Fun for Friedman and his pals. He has the support of some big names in country music, including Willie Nelson, who threw a fundraiser at his golf course with entertainment by Billy Joe Shaver.
And there's the literary Kinky Friedman, hit of the Texas book festival. He has written 23 books. Some are mysteries with a detective named Kinky Friedman. Others feature his wit and wisdom. The latest is called "Texas Hold 'Em : How I Was Born in a Manger, Died in the Saddle, and Came Back as a Horny Toad." And for years, he wrote a column for "Texas Monthly" magazine.
How serious is Friedman about his run for governor?
"I think he's dead serious. I think that if you ask him whether this is a joke, if you even suggest it's a joke, he'll lunge at you," says Evan Smith, the editor of "Texas Monthly," and one of the top political commentators in the state.
What does Smith think are Friedman's strengths as a candidate?
"His strengths, I think, begin with his independence," says Smith. "He's independent of everything and of everybody. And sometimes he's independent of his own brain. His mouth is independent of his brain. But I think the fact that he's willing to take on the establishment, however he defines it on a given day. Republicans, Democrats, you know people in power. He has tapped into a dissatisfaction with the accepted order."
"The Democrats and Republicans are the same guy admiring themself in the mirror," says Friedman. "And if an alternative is on that ballot in Texas, I guarantee you, Texans are gonna take it. The politicians don't know this yet, but the people do."

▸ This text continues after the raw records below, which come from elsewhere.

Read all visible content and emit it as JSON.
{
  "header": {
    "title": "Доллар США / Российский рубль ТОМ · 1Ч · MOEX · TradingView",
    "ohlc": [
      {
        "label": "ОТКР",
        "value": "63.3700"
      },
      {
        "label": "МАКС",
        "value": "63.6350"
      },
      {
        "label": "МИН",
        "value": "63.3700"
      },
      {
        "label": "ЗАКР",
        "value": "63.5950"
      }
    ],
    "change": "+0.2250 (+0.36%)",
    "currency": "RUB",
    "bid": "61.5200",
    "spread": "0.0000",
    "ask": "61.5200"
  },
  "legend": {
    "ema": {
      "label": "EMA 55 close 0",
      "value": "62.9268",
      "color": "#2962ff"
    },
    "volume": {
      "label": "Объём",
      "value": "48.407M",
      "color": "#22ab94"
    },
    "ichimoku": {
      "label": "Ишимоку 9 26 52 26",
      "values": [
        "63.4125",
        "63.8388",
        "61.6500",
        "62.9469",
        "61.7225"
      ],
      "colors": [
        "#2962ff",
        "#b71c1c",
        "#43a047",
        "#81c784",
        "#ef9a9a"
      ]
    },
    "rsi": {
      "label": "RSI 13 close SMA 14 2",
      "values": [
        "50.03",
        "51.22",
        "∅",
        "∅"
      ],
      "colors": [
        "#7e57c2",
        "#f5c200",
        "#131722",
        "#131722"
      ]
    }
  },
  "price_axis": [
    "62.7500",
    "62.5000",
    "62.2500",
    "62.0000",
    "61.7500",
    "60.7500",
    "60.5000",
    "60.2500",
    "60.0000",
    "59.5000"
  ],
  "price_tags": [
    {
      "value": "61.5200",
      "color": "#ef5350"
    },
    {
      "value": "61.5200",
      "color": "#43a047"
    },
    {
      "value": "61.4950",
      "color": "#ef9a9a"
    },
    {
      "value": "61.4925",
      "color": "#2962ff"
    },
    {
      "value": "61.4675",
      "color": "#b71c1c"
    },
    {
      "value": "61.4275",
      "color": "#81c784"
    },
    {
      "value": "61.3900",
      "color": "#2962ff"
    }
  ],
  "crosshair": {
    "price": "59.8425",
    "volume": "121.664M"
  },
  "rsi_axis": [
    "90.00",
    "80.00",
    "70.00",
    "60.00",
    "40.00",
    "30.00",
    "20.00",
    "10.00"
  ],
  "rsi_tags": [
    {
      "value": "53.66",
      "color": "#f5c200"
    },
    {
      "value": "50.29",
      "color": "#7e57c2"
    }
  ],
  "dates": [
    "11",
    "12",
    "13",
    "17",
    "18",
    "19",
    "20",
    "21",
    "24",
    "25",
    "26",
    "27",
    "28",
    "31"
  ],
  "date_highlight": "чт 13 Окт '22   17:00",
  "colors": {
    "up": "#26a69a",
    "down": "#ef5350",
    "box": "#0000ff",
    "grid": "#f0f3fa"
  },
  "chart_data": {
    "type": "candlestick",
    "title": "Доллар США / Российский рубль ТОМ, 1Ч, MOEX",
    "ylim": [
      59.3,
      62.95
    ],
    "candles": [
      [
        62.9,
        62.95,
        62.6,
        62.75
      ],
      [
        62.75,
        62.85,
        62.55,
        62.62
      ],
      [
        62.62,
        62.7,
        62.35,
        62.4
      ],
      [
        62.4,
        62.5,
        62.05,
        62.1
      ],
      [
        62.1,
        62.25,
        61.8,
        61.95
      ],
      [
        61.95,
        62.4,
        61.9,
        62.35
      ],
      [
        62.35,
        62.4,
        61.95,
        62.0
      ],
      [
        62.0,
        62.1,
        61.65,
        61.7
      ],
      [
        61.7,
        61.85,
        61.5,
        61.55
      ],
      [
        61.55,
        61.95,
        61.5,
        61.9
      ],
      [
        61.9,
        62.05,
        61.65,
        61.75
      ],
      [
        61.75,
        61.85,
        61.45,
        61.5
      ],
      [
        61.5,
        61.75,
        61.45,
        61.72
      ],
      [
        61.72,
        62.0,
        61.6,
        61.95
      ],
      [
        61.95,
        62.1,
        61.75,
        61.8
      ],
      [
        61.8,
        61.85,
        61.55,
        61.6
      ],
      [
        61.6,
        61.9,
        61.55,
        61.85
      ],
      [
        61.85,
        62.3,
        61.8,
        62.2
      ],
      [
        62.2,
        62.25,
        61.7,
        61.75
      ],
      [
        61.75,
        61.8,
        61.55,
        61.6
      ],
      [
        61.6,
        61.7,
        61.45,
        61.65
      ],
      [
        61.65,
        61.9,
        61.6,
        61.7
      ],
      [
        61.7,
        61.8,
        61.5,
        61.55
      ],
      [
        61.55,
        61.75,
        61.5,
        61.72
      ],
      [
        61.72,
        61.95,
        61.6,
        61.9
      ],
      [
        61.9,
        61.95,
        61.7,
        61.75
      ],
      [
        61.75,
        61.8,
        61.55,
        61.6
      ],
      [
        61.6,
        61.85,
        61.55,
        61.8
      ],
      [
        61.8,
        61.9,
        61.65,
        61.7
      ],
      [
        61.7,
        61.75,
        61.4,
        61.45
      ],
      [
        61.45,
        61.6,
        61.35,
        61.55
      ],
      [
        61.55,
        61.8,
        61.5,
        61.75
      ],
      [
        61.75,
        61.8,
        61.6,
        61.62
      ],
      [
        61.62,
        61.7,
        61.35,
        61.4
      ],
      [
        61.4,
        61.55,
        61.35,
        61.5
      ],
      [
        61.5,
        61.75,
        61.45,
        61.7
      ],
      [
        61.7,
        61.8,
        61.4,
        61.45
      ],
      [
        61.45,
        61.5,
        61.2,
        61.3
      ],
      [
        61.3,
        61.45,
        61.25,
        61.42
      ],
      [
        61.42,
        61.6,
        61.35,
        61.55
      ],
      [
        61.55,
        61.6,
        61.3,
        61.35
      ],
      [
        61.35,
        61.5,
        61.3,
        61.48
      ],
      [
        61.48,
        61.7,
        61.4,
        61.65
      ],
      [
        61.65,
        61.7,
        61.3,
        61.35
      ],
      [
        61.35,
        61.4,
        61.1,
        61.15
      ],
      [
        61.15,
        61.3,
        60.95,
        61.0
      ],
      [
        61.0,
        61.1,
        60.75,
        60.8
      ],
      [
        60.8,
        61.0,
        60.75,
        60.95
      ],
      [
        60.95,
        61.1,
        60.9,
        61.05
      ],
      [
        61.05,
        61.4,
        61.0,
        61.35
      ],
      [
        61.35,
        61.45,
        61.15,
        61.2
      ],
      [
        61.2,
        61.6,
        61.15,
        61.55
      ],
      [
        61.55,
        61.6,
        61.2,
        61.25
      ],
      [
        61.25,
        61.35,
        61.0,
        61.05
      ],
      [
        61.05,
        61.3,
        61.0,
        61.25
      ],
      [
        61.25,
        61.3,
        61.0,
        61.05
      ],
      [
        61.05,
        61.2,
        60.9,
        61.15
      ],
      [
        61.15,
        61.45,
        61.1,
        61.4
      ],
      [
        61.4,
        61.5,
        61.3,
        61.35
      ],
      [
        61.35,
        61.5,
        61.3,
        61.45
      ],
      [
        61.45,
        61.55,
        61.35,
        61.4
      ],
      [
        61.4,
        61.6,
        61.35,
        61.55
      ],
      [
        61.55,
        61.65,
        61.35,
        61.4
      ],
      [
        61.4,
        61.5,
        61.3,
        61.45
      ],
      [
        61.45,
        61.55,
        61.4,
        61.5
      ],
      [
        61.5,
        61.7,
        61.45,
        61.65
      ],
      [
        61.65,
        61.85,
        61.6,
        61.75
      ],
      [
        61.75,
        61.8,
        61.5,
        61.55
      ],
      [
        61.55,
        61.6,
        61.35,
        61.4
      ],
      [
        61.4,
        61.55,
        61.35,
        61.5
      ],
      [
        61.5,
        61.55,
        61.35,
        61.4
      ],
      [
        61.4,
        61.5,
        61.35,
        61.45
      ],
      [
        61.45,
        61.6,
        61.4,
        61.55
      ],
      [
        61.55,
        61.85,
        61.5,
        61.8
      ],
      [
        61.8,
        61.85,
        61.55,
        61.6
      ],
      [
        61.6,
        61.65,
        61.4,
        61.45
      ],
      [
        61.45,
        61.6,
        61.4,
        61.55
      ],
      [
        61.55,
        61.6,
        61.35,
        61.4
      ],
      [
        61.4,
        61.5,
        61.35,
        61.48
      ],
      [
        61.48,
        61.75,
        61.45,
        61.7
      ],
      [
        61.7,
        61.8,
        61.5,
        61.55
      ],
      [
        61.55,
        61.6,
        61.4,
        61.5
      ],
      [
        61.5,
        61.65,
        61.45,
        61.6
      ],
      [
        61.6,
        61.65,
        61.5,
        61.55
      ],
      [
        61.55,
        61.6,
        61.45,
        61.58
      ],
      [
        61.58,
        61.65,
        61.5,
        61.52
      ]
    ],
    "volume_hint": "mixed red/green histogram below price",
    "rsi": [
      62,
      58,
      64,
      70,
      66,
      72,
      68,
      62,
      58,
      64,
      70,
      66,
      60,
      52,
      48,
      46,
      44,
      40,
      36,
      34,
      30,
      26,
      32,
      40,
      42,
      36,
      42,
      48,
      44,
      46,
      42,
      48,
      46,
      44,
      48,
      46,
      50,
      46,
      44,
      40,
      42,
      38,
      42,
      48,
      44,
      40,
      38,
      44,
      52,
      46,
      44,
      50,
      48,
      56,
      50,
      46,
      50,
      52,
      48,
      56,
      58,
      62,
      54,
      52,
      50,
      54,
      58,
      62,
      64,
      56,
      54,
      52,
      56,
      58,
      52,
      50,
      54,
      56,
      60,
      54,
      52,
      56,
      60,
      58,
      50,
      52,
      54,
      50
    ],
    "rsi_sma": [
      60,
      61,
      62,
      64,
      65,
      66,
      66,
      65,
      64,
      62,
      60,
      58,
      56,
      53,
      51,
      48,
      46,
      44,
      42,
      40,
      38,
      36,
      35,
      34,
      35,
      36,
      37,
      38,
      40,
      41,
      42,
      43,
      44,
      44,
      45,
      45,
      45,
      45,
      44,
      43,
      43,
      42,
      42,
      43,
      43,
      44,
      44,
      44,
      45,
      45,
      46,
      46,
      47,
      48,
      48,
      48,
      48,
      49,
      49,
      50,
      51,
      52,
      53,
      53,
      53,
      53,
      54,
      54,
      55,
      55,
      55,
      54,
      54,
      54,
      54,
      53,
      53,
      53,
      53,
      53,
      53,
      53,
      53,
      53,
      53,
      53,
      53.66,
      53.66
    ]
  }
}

The one predictable thing about Kinky Friedman is that he's unpredictable.
"The Ten Commandments. The Ten Commandments being taken out of the public schools. I want them back," says Friedman.

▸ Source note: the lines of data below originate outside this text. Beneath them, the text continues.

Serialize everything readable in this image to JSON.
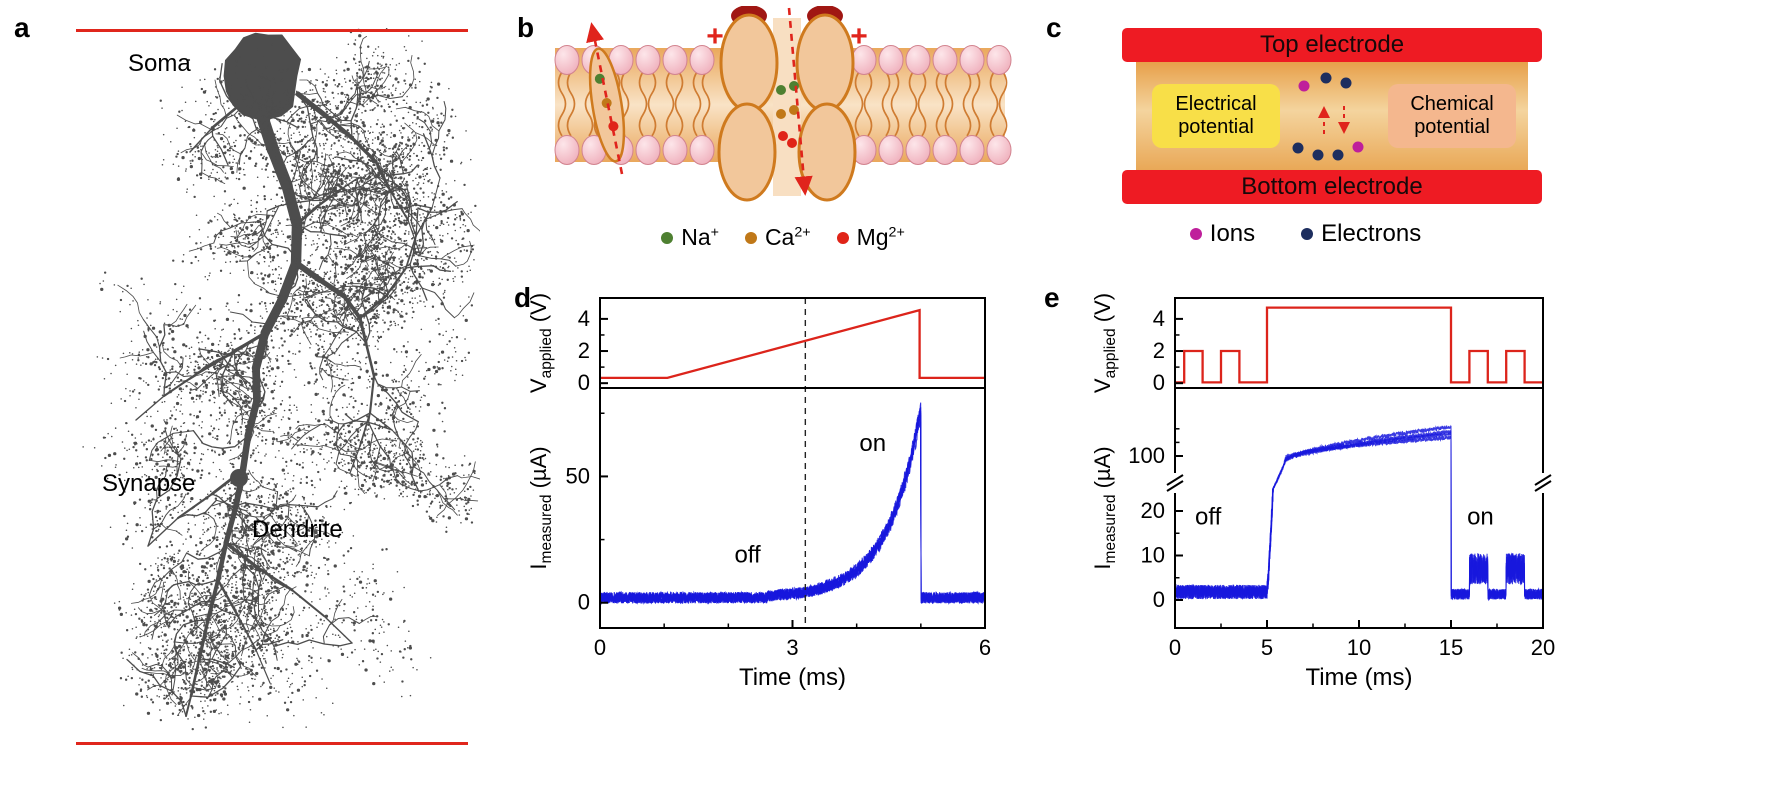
{
  "colors": {
    "red": "#e0241c",
    "blue": "#1717dd",
    "neuron_gray": "#4d4d4d",
    "electrode_red": "#ee1b23"
  },
  "panels": {
    "a": {
      "label": "a",
      "annotations": {
        "soma": "Soma",
        "synapse": "Synapse",
        "dendrite": "Dendrite"
      }
    },
    "b": {
      "label": "b",
      "plus_sign": "+",
      "legend": [
        {
          "name": "sodium",
          "base": "Na",
          "sup": "+",
          "color": "#4e8031"
        },
        {
          "name": "calcium",
          "base": "Ca",
          "sup": "2+",
          "color": "#c07818"
        },
        {
          "name": "magnesium",
          "base": "Mg",
          "sup": "2+",
          "color": "#e02418"
        }
      ]
    },
    "c": {
      "label": "c",
      "top_electrode": "Top electrode",
      "bottom_electrode": "Bottom electrode",
      "electrical_potential": "Electrical potential",
      "chemical_potential": "Chemical potential",
      "legend": [
        {
          "label": "Ions",
          "color": "#bf1f9b"
        },
        {
          "label": "Electrons",
          "color": "#1d2e5f"
        }
      ],
      "dot_rows": {
        "top": [
          "ion",
          "electron",
          "electron"
        ],
        "bottom": [
          "electron",
          "electron",
          "electron",
          "ion"
        ]
      }
    },
    "d": {
      "label": "d"
    },
    "e": {
      "label": "e"
    }
  },
  "chart_data": [
    {
      "panel": "d",
      "type": "line",
      "xlabel": "Time (ms)",
      "xlim": [
        0,
        6
      ],
      "xticks": [
        0,
        3,
        6
      ],
      "x_minor_ticks": [
        1,
        2,
        4,
        5
      ],
      "dashed_guide_x": 3.2,
      "subplots": [
        {
          "ylabel": {
            "main": "V",
            "sub": "applied",
            "unit": "(V)"
          },
          "ylim": [
            -0.3,
            5.3
          ],
          "yticks": [
            0,
            2,
            4
          ],
          "y_minor_ticks": [
            1,
            3
          ],
          "series": [
            {
              "name": "applied-voltage",
              "color": "#dc241b",
              "x": [
                0,
                1.05,
                4.98,
                4.98,
                6
              ],
              "y": [
                0.33,
                0.33,
                4.55,
                0.33,
                0.33
              ],
              "description": "voltage ramp from 0.33 V at 1 ms to 4.55 V at 5 ms, then back to 0.33 V"
            }
          ]
        },
        {
          "ylabel": {
            "main": "I",
            "sub": "measured",
            "unit": "(µA)"
          },
          "ylim": [
            -10,
            85
          ],
          "yticks": [
            0,
            50
          ],
          "y_minor_ticks": [
            25,
            75
          ],
          "series": [
            {
              "name": "measured-current",
              "color": "#1717dd",
              "profile": {
                "baseline": 2,
                "noise": 2.2,
                "rise_start": 2.6,
                "peak_min": 70,
                "peak_max": 78,
                "tau": 0.52,
                "peak_t": 5,
                "sweeps": 6
              },
              "description": "noisy ~2 µA off-current until ~3.3 ms, exponential rise to ~75 µA at 5 ms, abrupt drop back to ~2 µA"
            }
          ],
          "annotations": [
            {
              "text": "off",
              "x": 2.3,
              "y": 16
            },
            {
              "text": "on",
              "x": 4.25,
              "y": 60
            }
          ]
        }
      ]
    },
    {
      "panel": "e",
      "type": "line",
      "xlabel": "Time (ms)",
      "xlim": [
        0,
        20
      ],
      "xticks": [
        0,
        5,
        10,
        15,
        20
      ],
      "x_minor_ticks": [
        2.5,
        7.5,
        12.5,
        17.5
      ],
      "subplots": [
        {
          "ylabel": {
            "main": "V",
            "sub": "applied",
            "unit": "(V)"
          },
          "ylim": [
            -0.3,
            5.3
          ],
          "yticks": [
            0,
            2,
            4
          ],
          "y_minor_ticks": [
            1,
            3
          ],
          "series": [
            {
              "name": "applied-voltage",
              "color": "#dc241b",
              "x": [
                0,
                0.5,
                0.5,
                1.5,
                1.5,
                2.5,
                2.5,
                3.5,
                3.5,
                5,
                5,
                15,
                15,
                16,
                16,
                17,
                17,
                18,
                18,
                19,
                19,
                20
              ],
              "y": [
                0.05,
                0.05,
                2,
                2,
                0.05,
                0.05,
                2,
                2,
                0.05,
                0.05,
                4.7,
                4.7,
                0.05,
                0.05,
                2,
                2,
                0.05,
                0.05,
                2,
                2,
                0.05,
                0.05
              ],
              "description": "2 V read pulses, 4.7 V write pulse from 5 to 15 ms, then 2 V read pulses"
            }
          ]
        },
        {
          "ylabel": {
            "main": "I",
            "sub": "measured",
            "unit": "(µA)"
          },
          "axis_break": {
            "lower_ticks": [
              0,
              10,
              20
            ],
            "upper_ticks": [
              100
            ],
            "lower_minor_ticks": [
              5,
              15
            ],
            "upper_minor_ticks": [
              120,
              140
            ],
            "break_between": [
              20,
              100
            ]
          },
          "series": [
            {
              "name": "measured-current",
              "color": "#1717dd",
              "profile": {
                "baseline": 1.8,
                "noise": 1.6,
                "on_start": 5,
                "on_end": 15,
                "plateau_from": 95,
                "plateau_to_min": 126,
                "plateau_to_max": 142,
                "bursts": [
                  [
                    16,
                    17
                  ],
                  [
                    18,
                    19
                  ]
                ],
                "burst_level": 7,
                "sweeps": 4
              },
              "description": "off-current ~2 µA before 5 ms, steep rise across axis break to ~100 µA, gradual growth to ~140 µA at 15 ms, drop, then ~5-12 µA bursts during read pulses"
            }
          ],
          "annotations": [
            {
              "text": "off",
              "x": 1.8,
              "y": 17
            },
            {
              "text": "on",
              "x": 16.6,
              "y": 17
            }
          ]
        }
      ]
    }
  ]
}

"I want them back, they belong there," says Friedman. "Maybe I'll have to change their name to the Ten Suggestions, you know. But they were taken out, not by separation of church and state, but by political correctness gone awry. One atheist stands up and says, 'I don't like the Ten Commandments,' and suddenly out they go. And, of course, we all know what happens to an atheist when he dies. His tombstone usually reads, 'All dressed up and no place to go.' "
Friedman has at times spoken irreverently about Jesus. Does he worry that religious voters in the very religious state of Texas might be offended?

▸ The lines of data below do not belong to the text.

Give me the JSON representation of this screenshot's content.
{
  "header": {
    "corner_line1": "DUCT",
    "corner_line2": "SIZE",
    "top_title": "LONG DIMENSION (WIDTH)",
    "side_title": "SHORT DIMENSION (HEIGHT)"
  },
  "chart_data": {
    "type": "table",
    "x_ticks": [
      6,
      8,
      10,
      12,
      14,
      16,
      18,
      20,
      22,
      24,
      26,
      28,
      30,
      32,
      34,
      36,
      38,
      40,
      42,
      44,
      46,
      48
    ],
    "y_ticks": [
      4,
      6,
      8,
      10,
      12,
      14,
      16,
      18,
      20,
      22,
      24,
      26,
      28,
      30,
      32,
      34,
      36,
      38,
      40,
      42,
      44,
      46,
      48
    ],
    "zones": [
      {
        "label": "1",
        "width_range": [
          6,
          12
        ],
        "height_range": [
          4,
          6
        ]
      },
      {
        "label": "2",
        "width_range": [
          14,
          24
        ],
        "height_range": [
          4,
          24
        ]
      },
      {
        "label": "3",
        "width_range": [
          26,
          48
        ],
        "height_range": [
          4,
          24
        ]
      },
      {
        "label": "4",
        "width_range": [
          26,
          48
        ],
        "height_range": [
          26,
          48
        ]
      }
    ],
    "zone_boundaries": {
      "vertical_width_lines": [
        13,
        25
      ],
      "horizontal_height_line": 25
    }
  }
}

"Well, I just said that Jesus and I were both Jewish and that neither of us ever had a job, we never had a home, we never married and we traveled around the countryside irritating people," says Friedman. "Now, if that's comparing myself to Jesus, I don't really think it is. But, the Jesus in my heart is a Jesus with a sense of humor. And, personally, I think he's enjoyin' my campaign as much as anybody right now. I think he is."
The issues Kinky Friedman will have to address may include headline issues such as gay marriage and prayer in schools.
"I'll tell you right now. I'm for prayer in school," he says. "I say what's wrong with a kid believing in something? I don't care if it's a tree or a rock or something, he should believe in something. I also support gay marriage. I say they have every right to be just as miserable as the rest of us. And I'll tell you another thing, you won't find any candidate that supports prayer in school and gay marriage. For that reason alone, people should vote for an independent-thinking person."